Si cela ne doit pas occulter la part de choix individuel dans ce changement de statut, toutes les victimes ne devenant heureusement pas proxénètes, la société française et les structures qui accompagnent les victimes du système prostitutionnel ont à penser et structurer une prévention de ce « devenir proxénète », entendu comme conséquence potentielle de la prostitution et de l’emprise du milieu prostitutionnel.

 

La société française et la justice doivent agir pour remédier à cet état de fait, notamment en mettant un terme à la manne d’argent considérable issue de la prostitution et en offrant des vraies solutions aux victimes.

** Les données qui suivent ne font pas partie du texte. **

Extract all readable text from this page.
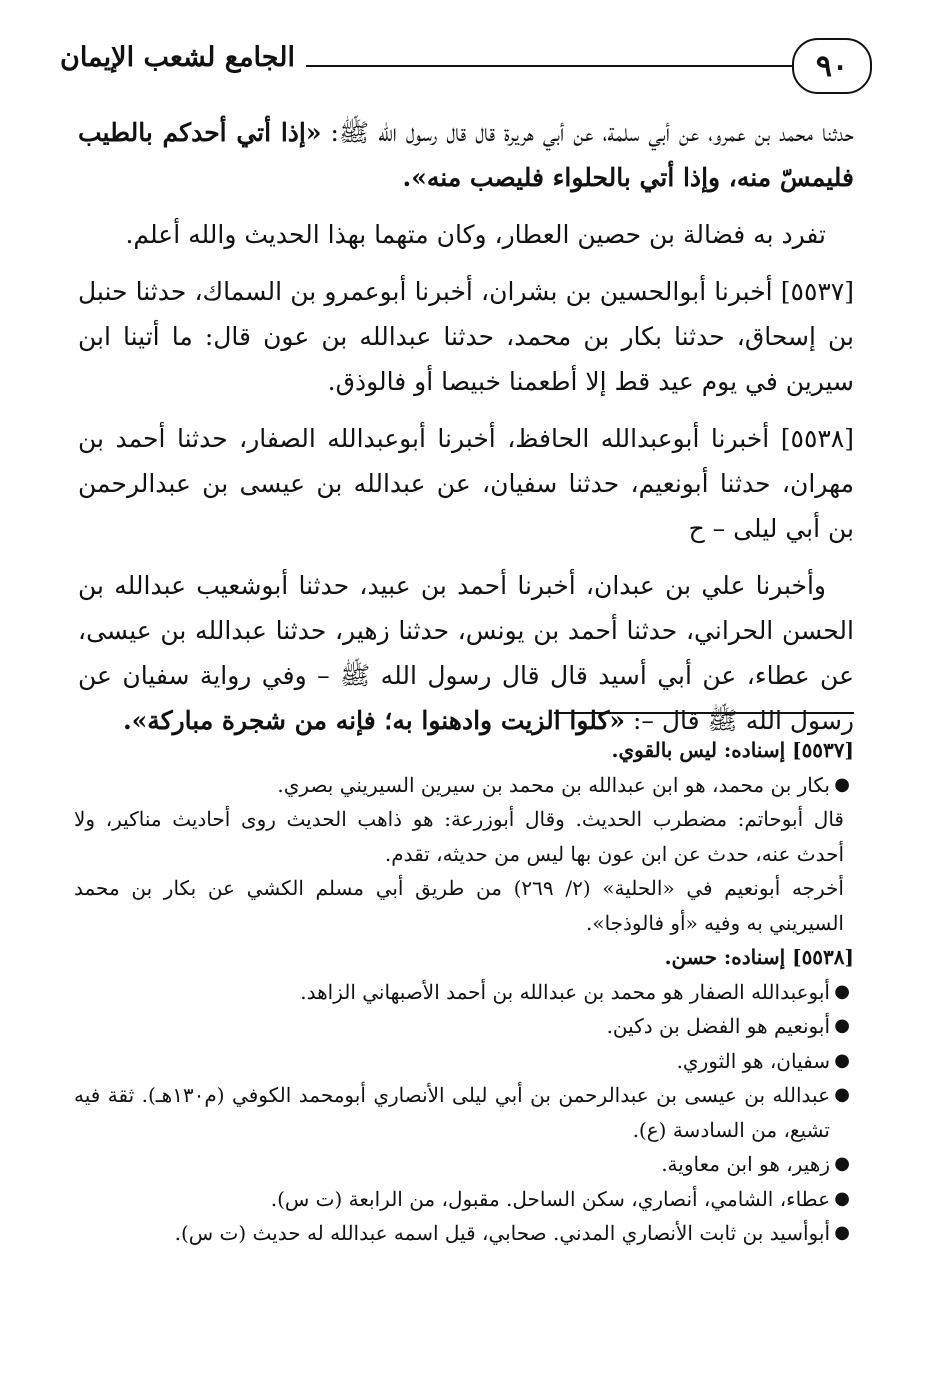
٩٠
الجامع لشعب الإيمان

حدثنا محمد بن عمرو، عن أبي سلمة، عن أبي هريرة قال قال رسول الله ﷺ: «إذا أتي أحدكم بالطيب فليمسّ منه، وإذا أتي بالحلواء فليصب منه».

تفرد به فضالة بن حصين العطار، وكان متهما بهذا الحديث والله أعلم.

[٥٥٣٧] أخبرنا أبوالحسين بن بشران، أخبرنا أبوعمرو بن السماك، حدثنا حنبل بن إسحاق، حدثنا بكار بن محمد، حدثنا عبدالله بن عون قال: ما أتينا ابن سيرين في يوم عيد قط إلا أطعمنا خبيصا أو فالوذق.

[٥٥٣٨] أخبرنا أبوعبدالله الحافظ، أخبرنا أبوعبدالله الصفار، حدثنا أحمد بن مهران، حدثنا أبونعيم، حدثنا سفيان، عن عبدالله بن عيسى بن عبدالرحمن بن أبي ليلى – ح

وأخبرنا علي بن عبدان، أخبرنا أحمد بن عبيد، حدثنا أبوشعيب عبدالله بن الحسن الحراني، حدثنا أحمد بن يونس، حدثنا زهير، حدثنا عبدالله بن عيسى، عن عطاء، عن أبي أسيد قال قال رسول الله ﷺ – وفي رواية سفيان عن رسول الله ﷺ قال –: «كلوا الزيت وادهنوا به؛ فإنه من شجرة مباركة».

[٥٥٣٧] إسناده: ليس بالقوي.

●
بكار بن محمد، هو ابن عبدالله بن محمد بن سيرين السيريني بصري.

قال أبوحاتم: مضطرب الحديث. وقال أبوزرعة: هو ذاهب الحديث روى أحاديث مناكير، ولا أحدث عنه، حدث عن ابن عون بها ليس من حديثه، تقدم.

أخرجه أبونعيم في «الحلية» (٢/ ٢٦٩) من طريق أبي مسلم الكشي عن بكار بن محمد السيريني به وفيه «أو فالوذجا».

[٥٥٣٨] إسناده: حسن.

●
أبوعبدالله الصفار هو محمد بن عبدالله بن أحمد الأصبهاني الزاهد.

●
أبونعيم هو الفضل بن دكين.

●
سفيان، هو الثوري.

●
عبدالله بن عيسى بن عبدالرحمن بن أبي ليلى الأنصاري أبومحمد الكوفي (م١٣٠هـ). ثقة فيه تشيع، من السادسة (ع).

●
زهير، هو ابن معاوية.

●
عطاء، الشامي، أنصاري، سكن الساحل. مقبول، من الرابعة (ت س).

●
أبوأسيد بن ثابت الأنصاري المدني. صحابي، قيل اسمه عبدالله له حديث (ت س).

Les sommes colossales de la prostitution sont apportées par les acheteurs / prostitueurs ; ces derniers sont l’assise et la raison d’être de ces réseaux et ils nourrissent une traite internationale de personnes qui génère d’innombrables souffrances humaines dans le monde entier.

 

Aujourd’hui la lutte contre la traite à des fins d’exploitation sexuelle, via son volet répressif, ressemble bien souvent au tonneau des Danaïdes : dès qu’une personne est arrêtée, son conjoint ou une amie la remplace, dès qu’un réseau est démantelé, un autre s’installe. Sans application volontariste de l’ensemble de la loi du 13 avril 2016 visant à renforcer la lutte contre le système prostitutionnel et à accompagner les personnes prostituées le système continuera d’alimenter sans fin la venue de nouvelles victimes sur le sol français et la transformation de victimes en proxénètes.

 

Cette affaire de plus souligne l’importance de ce que souhaite l’Amicale du Nid :

  • Des campagnes d’information massives destinées à l’ensemble de la population sont nécessaires pour faire savoir ce qu’est réellement la prostitution, le système prostitutionnel et ce qui en résulte.
  • L’éducation à la vie sexuelle et affective prévue de longue date auprès des jeunes et toujours pas réalisée de façon satisfaisante doit enfin être intégrée dans la réalité de l’Education nationale.
  • Les trafiquants doivent être davantage poursuivis et les acheteurs, à l’origine de la prostitution et des trafics, doivent être pénalisés sur tout le territoire français et comprendre, au travers des stages prévus par la loi, la gravité de leurs actes.
  • Enfin, protection et alternatives doivent pouvoir être offertes aux victimes, notamment à travers les parcours de sortie de prostitution dont la mise en œuvre doit être pleinement assurée sur tout le territoire.

 

La loi, dans ces différentes dispositions, protectrices et émancipatrices des victimes et sanctionnant l’ensemble des responsables de la prostitution, doit être appliquée.